The oil price quoted on the news is the “next” month, also called the “front” month, contract. So on April 20, the futures contract that traded negative was for crude oil to be delivered in May. This means that instead of buyers saying “I’ll pay you $37.63 for every barrel of oil you deliver me in May”, they were saying “You need to PAY ME $37.63 to take delivery of your oil.” But why would this ever happen?
Error: Storage Full
Crude oil futures contracts are for the physical delivery of oil. We’re talking the 1,000 barrels worth of oil are going to show up outside my front door type delivery. If you were contractually obligated to take delivery of 1,000 barrels worth of oil tomorrow, what would you do? Your first though would probably be “Okay, I need to find somewhere to store this stuff”. So you start calling around to your local “We Store Your Oil” shops, only to discover they are all fully-booked. Uh-oh. You call the shops the next county over. No dice. Next state over. Nada. There is literally nowhere for you to store this oil in the entire country. So, you call up the guy who you bought the oil from. He’s loading his truck up right now and about to hit the road with your 1,000 barrels of crude.
- You: “Hey, can you go ahead and not deliver the oil. I don’t have anywhere to put it.”
- Seller: “No, sorry. I don’t have anywhere to put it, either. I’ll be there around 3:30 tomorrow.”
- You: “No, seriously. I CANNOT take delivery.
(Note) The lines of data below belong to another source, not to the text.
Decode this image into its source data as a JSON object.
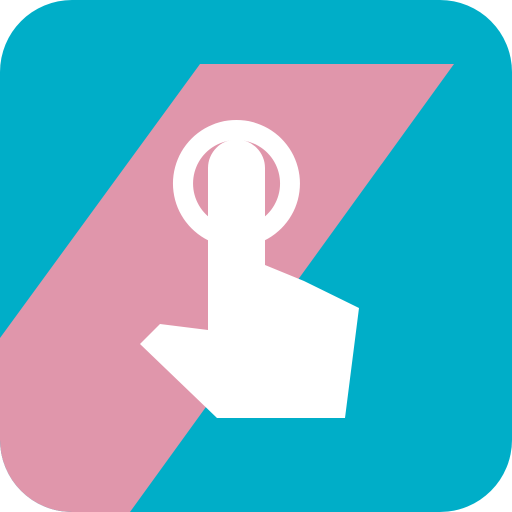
{
  "icon": {
    "name": "tap-gesture-app-icon",
    "glyph": "pointing-hand-tap-icon",
    "colors": {
      "background": "#00aec8",
      "stripe": "#e096ab",
      "glyph": "#ffffff"
    }
  }
}
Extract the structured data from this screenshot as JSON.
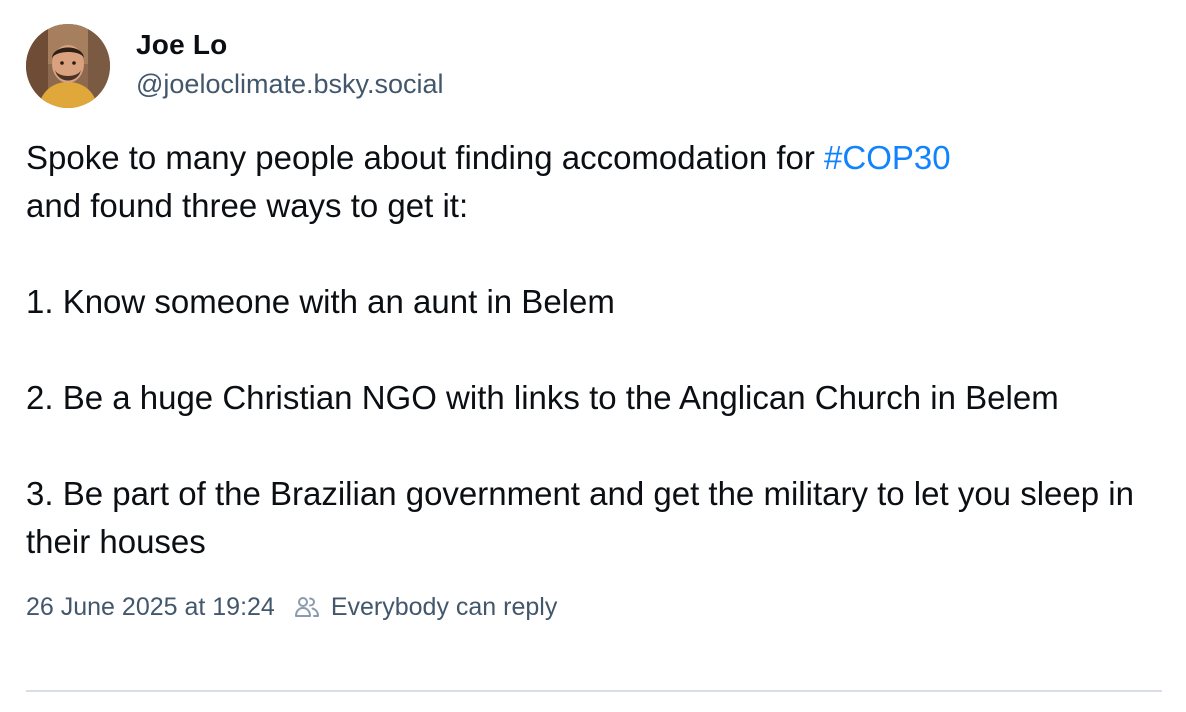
{
  "author": {
    "display_name": "Joe Lo",
    "handle": "@joeloclimate.bsky.social"
  },
  "post": {
    "line1_text": "Spoke to many people about finding accomodation for ",
    "hashtag": "#COP30",
    "line1_tail": "and found three ways to get it:",
    "item1": "1. Know someone with an aunt in Belem",
    "item2": "2. Be a huge Christian NGO with links to the Anglican Church in Belem",
    "item3": "3. Be part of the Brazilian government and get the military to let you sleep in their houses"
  },
  "meta": {
    "timestamp": "26 June 2025 at 19:24",
    "reply_setting_icon": "people-icon",
    "reply_setting": "Everybody can reply"
  },
  "colors": {
    "text": "#0b0f14",
    "secondary": "#42576c",
    "link": "#1083fe",
    "divider": "#d9dee4"
  }
}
You can just keep your money AND the oil.”
- Seller: “No thanks. Like I said, I don’t have anywhere to put it and you and I have a contract. So this is your problem, not mine. See you manana.”
- You: “Dude. I’ll give you $10,000 to not drop all this oil off here.”
- Seller: “No.”
- You: “$20,000?”
- Seller: “No.”
- You: “$37,630?”
- Seller: “Fine. For that much, I’ll figure out something to do with this oil.”
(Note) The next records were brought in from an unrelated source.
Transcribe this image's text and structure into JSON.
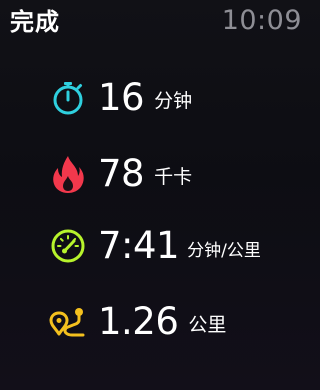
{
  "header": {
    "title": "完成",
    "time": "10:09"
  },
  "metrics": [
    {
      "icon": "stopwatch-icon",
      "color": "#2fd0df",
      "value": "16",
      "unit": "分钟"
    },
    {
      "icon": "flame-icon",
      "color": "#f2384c",
      "value": "78",
      "unit": "千卡"
    },
    {
      "icon": "speedometer-icon",
      "color": "#b7f32c",
      "value": "7:41",
      "unit": "分钟/公里"
    },
    {
      "icon": "route-icon",
      "color": "#f4c01e",
      "value": "1.26",
      "unit": "公里"
    }
  ]
}
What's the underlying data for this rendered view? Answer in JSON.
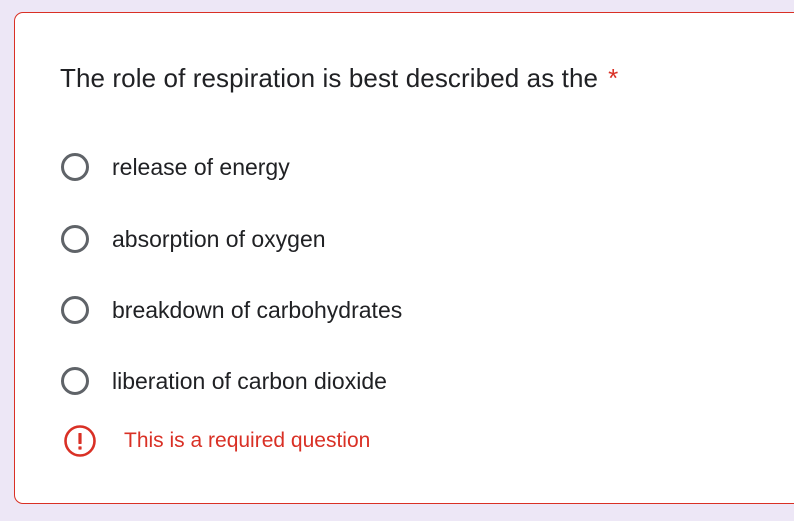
{
  "question": {
    "title": "The role of respiration is best described as the",
    "required_marker": "*",
    "options": [
      {
        "label": "release of energy",
        "selected": false
      },
      {
        "label": "absorption of oxygen",
        "selected": false
      },
      {
        "label": "breakdown of carbohydrates",
        "selected": false
      },
      {
        "label": "liberation of carbon dioxide",
        "selected": false
      }
    ],
    "error_message": "This is a required question"
  },
  "colors": {
    "error": "#d93025",
    "radio_border": "#5f6368",
    "text": "#202124",
    "background": "#ede7f6"
  },
  "icons": {
    "radio": "radio-unchecked-icon",
    "error": "error-alert-icon"
  }
}
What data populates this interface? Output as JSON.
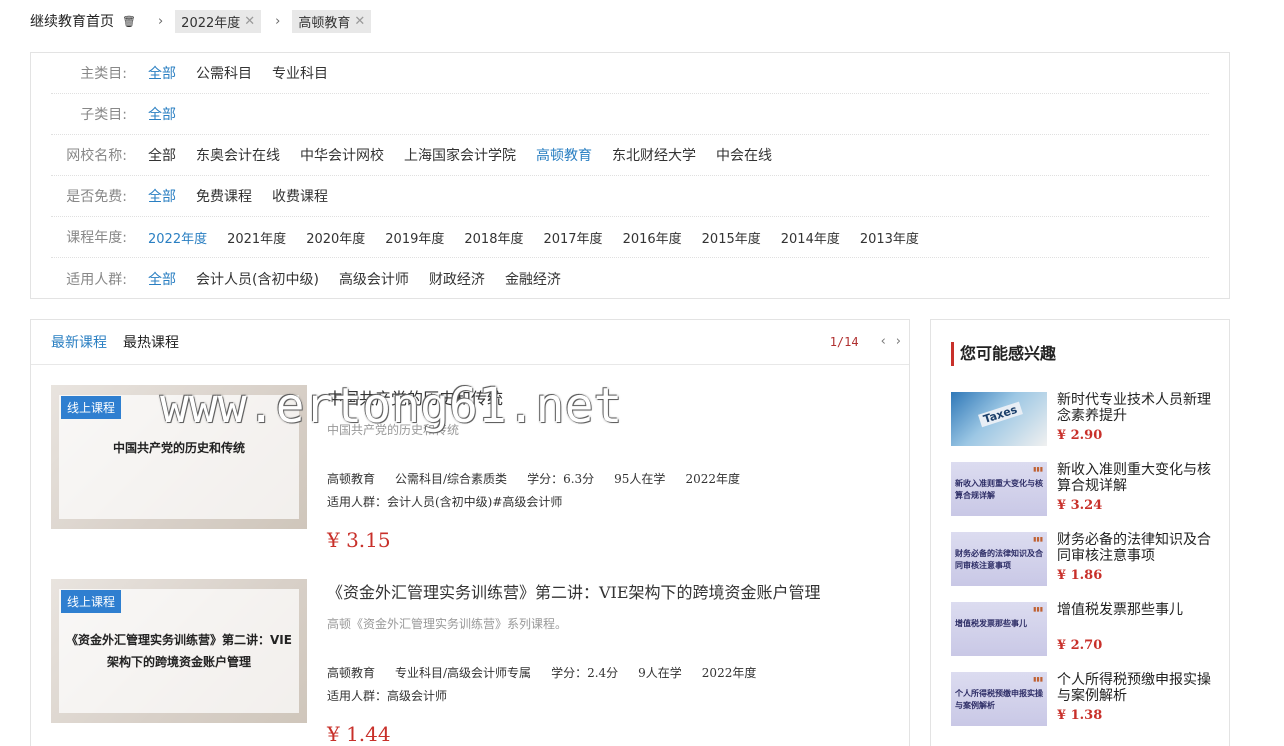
{
  "breadcrumb": {
    "home": "继续教育首页",
    "tags": [
      "2022年度",
      "高顿教育"
    ]
  },
  "filters": [
    {
      "label": "主类目:",
      "options": [
        "全部",
        "公需科目",
        "专业科目"
      ],
      "active": 0
    },
    {
      "label": "子类目:",
      "options": [
        "全部"
      ],
      "active": 0
    },
    {
      "label": "网校名称:",
      "options": [
        "全部",
        "东奥会计在线",
        "中华会计网校",
        "上海国家会计学院",
        "高顿教育",
        "东北财经大学",
        "中会在线"
      ],
      "active": 4
    },
    {
      "label": "是否免费:",
      "options": [
        "全部",
        "免费课程",
        "收费课程"
      ],
      "active": 0
    },
    {
      "label": "课程年度:",
      "options": [
        "2022年度",
        "2021年度",
        "2020年度",
        "2019年度",
        "2018年度",
        "2017年度",
        "2016年度",
        "2015年度",
        "2014年度",
        "2013年度"
      ],
      "active": 0
    },
    {
      "label": "适用人群:",
      "options": [
        "全部",
        "会计人员(含初中级)",
        "高级会计师",
        "财政经济",
        "金融经济"
      ],
      "active": 0
    }
  ],
  "tabs": [
    "最新课程",
    "最热课程"
  ],
  "pager": {
    "text": "1/14",
    "prev": "‹",
    "next": "›"
  },
  "courses": [
    {
      "badge": "线上课程",
      "thumb_title": "中国共产党的历史和传统",
      "title": "中国共产党的历史和传统",
      "subtitle": "中国共产党的历史和传统",
      "school": "高顿教育",
      "category": "公需科目/综合素质类",
      "credit": "学分：6.3分",
      "learners": "95人在学",
      "year": "2022年度",
      "audience": "适用人群：会计人员(含初中级)#高级会计师",
      "price": "¥ 3.15"
    },
    {
      "badge": "线上课程",
      "thumb_title": "《资金外汇管理实务训练营》第二讲：VIE架构下的跨境资金账户管理",
      "title": "《资金外汇管理实务训练营》第二讲：VIE架构下的跨境资金账户管理",
      "subtitle": "高顿《资金外汇管理实务训练营》系列课程。",
      "school": "高顿教育",
      "category": "专业科目/高级会计师专属",
      "credit": "学分：2.4分",
      "learners": "9人在学",
      "year": "2022年度",
      "audience": "适用人群：高级会计师",
      "price": "¥ 1.44"
    }
  ],
  "watermark": "www.ertong61.net",
  "sidebar": {
    "title": "您可能感兴趣",
    "items": [
      {
        "name": "新时代专业技术人员新理念素养提升",
        "price": "¥  2.90",
        "thumb_text": "Taxes"
      },
      {
        "name": "新收入准则重大变化与核算合规详解",
        "price": "¥  3.24",
        "thumb_text": "新收入准则重大变化与核算合规详解"
      },
      {
        "name": "财务必备的法律知识及合同审核注意事项",
        "price": "¥  1.86",
        "thumb_text": "财务必备的法律知识及合同审核注意事项"
      },
      {
        "name": "增值税发票那些事儿",
        "price": "¥  2.70",
        "thumb_text": "增值税发票那些事儿"
      },
      {
        "name": "个人所得税预缴申报实操与案例解析",
        "price": "¥  1.38",
        "thumb_text": "个人所得税预缴申报实操与案例解析"
      }
    ]
  }
}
You Want Negative Oil? Cuz That’s How You Get Negative Oil!
This is how we ended up at negative oil price. The contracts for May delivery stop trading on April 21 (on April 22, the June delivery contracts start trading). On April 20, there were thousands of people just like you from the example above who couldn’t take delivery of the oil because there was nowhere to store it. They had to get out of it NOW, no matter what. This meant offering more and more money for people to take the contracts, and thus the obligation to take delivery of physical oil, off their hands.
From May to June
On April 22, the quoted price of oil “popped” back from negative to around $15. This happened because the quoted contract switched to June delivery, from May. At this point, traders now have a month to buy and sell contracts, so there isn’t the same panic-selling that drove the May contract negative. Oil could certainly trade negative again, but it wouldn’t be until around May 20th.
So now that we understand why oil prices turned negative. What does this mean for mineral owners?
[Insert Shrugging Emoji]
Soooo, do we have to start cutting checks to the operator now or what? Are negative royalties really possible? Unfortunately, it is impossible to provide a blanket answer to this question. It depends on your specific lease language, what state you are in, operator agreements and a myriad of other factors. The scary thing is that the answer isn’t a straightforward “no”. The idea that mineral owners actually could owe the oil companies money is insane, but not impossible. That said, you shouldn’t expect to actually see negative royalties on your checks for April production. Prices only went negative for a couple days out of the month. Don’t get me wrong, your checks are going to look absolutely abysmal, but it’s at least better to get paid on $5-$10 oil then owing money because of a full month of negative prices.